By naming devout, conservative Catholic U.S. Rep. Paul Ryan to be his running mate, former governor Mitt Romney, once a Mormon bishop, did more than ensure the USA will have a Catholic vice president in 2013.

He established the first Republican ticket without a Protestant since 1860, when Abraham Lincoln, who belonged to no church, chose Maine Sen. Hannibal Hamlin, a Unitarian as his running mate, says Mark Silk, professor of religion and public life at Trinity College in Hartford, Conn.

Yet today's GOP ticket — two Christians who are neither evangelical nor mainline Protestants — isn't a major marker of social change, University of California history professor David Hollinger says.

For a real sign of the decline of American mainline Protestantism, Hollinger looks to the Protestant-free U.S. Supreme Court: six Catholics and three Jews.

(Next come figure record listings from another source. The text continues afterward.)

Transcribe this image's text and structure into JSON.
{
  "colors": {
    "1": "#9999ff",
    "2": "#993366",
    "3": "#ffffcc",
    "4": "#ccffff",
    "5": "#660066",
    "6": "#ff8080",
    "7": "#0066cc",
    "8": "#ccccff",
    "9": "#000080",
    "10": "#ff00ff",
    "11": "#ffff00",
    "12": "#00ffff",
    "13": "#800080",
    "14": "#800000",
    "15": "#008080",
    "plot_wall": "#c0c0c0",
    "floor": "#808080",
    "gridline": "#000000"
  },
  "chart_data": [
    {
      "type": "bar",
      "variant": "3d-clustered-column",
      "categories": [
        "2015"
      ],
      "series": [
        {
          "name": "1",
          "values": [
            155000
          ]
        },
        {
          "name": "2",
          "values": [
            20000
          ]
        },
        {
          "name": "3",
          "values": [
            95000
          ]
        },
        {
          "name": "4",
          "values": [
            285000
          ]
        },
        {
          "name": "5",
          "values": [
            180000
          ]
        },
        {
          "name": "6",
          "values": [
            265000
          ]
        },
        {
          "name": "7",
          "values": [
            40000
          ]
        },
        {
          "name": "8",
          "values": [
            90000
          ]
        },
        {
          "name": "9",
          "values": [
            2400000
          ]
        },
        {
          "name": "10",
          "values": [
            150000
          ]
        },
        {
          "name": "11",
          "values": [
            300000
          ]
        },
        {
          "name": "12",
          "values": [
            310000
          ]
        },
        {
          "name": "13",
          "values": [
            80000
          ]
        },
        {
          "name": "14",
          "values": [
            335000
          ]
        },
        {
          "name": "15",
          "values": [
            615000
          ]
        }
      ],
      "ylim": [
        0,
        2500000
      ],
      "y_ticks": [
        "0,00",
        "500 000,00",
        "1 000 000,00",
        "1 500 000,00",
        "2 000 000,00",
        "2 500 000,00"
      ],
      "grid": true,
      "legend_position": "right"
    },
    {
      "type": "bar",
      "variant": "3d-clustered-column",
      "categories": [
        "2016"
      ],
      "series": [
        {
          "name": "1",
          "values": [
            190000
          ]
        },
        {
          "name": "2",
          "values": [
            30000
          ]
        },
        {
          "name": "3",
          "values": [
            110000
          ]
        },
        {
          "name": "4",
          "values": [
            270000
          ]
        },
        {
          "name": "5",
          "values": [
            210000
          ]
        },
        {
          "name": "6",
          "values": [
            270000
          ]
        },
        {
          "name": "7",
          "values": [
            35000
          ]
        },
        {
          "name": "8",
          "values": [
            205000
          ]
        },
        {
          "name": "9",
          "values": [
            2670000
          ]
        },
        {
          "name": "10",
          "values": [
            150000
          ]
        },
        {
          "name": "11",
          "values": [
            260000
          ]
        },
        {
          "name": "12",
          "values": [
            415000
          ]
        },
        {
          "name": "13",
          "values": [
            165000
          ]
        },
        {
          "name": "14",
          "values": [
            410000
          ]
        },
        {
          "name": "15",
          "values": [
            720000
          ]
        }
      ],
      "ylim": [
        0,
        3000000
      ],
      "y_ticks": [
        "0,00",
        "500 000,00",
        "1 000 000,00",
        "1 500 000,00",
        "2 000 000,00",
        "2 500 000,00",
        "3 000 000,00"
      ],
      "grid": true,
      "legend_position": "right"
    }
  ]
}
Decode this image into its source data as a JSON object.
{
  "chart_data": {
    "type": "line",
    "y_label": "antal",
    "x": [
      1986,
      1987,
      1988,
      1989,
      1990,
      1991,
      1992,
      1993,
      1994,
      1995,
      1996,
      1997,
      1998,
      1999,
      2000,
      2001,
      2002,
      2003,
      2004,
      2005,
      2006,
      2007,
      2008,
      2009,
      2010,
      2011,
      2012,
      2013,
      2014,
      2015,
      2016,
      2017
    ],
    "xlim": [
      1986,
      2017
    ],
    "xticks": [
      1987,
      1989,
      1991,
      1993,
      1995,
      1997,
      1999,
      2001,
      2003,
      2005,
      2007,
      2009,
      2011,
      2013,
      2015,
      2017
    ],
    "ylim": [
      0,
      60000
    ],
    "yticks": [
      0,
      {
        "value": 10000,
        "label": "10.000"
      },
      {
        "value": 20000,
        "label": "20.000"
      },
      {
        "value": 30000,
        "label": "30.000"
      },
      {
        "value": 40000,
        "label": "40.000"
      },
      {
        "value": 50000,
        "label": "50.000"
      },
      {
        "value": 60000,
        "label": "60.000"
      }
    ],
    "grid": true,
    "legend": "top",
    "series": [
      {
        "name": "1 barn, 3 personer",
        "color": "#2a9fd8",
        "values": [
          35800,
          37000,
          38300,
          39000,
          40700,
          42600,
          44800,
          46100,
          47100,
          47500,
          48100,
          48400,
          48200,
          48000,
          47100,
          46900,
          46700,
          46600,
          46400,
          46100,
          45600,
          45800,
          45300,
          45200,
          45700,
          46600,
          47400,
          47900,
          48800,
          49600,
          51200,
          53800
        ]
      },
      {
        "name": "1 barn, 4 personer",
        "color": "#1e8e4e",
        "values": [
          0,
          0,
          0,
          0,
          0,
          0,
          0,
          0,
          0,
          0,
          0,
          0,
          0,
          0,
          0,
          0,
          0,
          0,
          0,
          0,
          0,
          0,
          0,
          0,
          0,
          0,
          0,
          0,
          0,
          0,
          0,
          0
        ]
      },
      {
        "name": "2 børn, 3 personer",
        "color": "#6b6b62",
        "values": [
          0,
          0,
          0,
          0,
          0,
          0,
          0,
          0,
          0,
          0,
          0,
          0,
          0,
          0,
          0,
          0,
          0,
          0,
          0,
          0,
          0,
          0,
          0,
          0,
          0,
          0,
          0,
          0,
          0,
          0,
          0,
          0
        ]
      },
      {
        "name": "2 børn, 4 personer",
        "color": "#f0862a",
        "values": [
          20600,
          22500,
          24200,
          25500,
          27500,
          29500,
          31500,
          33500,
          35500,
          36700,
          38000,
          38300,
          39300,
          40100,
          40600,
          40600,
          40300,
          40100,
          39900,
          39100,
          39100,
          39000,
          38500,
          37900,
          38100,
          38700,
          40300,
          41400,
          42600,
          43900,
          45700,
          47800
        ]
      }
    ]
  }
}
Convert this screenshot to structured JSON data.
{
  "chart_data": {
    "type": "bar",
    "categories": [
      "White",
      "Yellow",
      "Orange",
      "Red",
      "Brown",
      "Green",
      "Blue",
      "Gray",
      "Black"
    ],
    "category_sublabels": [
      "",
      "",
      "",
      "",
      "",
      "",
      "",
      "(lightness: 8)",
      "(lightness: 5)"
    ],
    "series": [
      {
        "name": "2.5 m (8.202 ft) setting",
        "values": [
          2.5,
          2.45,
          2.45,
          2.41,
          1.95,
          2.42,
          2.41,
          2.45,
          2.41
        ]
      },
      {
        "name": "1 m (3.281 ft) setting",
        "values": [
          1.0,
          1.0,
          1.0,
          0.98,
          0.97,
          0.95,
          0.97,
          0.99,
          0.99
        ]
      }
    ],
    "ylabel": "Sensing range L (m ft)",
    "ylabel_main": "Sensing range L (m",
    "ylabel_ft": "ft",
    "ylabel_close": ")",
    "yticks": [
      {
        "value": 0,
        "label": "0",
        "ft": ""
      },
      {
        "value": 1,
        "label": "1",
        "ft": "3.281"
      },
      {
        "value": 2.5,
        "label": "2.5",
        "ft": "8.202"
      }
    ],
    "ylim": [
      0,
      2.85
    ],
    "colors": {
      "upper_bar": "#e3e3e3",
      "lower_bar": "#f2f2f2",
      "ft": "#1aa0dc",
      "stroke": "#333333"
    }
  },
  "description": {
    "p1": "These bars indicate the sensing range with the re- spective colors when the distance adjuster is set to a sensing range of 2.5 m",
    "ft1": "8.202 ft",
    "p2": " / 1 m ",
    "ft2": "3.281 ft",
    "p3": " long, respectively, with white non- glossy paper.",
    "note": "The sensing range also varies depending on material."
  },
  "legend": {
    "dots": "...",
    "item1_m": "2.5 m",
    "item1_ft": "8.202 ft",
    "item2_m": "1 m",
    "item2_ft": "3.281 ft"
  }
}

The Romney-Ryan ticket is well in line with today's wider, less brand-specific Christian culture, he says.

The number of Americans who identify with a Protestant denomination has been steadily slipping from over 60% in the 1970s to 52% in 2010, says Duke University sociology professor Mark Chaves, who tracks religion statistics in the national General Social Survey, conducted biannually by the National Opinion Research Center.

With this comes a shift in assumption about values, says Stephen Prothero, author of The American Bible, examining core civic, political, literary and religious texts of U.S history and society. "We can no longer assume when people speak of American values, they're speaking in terms of Protestants who dominated American religious and public life" since the nation's founding, Prothero says.

Besides the Supreme Court's makeup, he cites today's diversity in Congress, which has Catholics, Mormons, Jews, Buddhists and Muslims.

The Bible isn't every candidate's go-to text any more. Prothero expects Vice President Biden, a Catholic, and Ryan to argue over their different views of Catholic social teachings rather than stand on Gospel quotations.

Some evangelicals claim Ryan as one of their own, says David Brody, chief political correspondent for the Christian Broadcasting Network and author of a book, The Teavangelicals.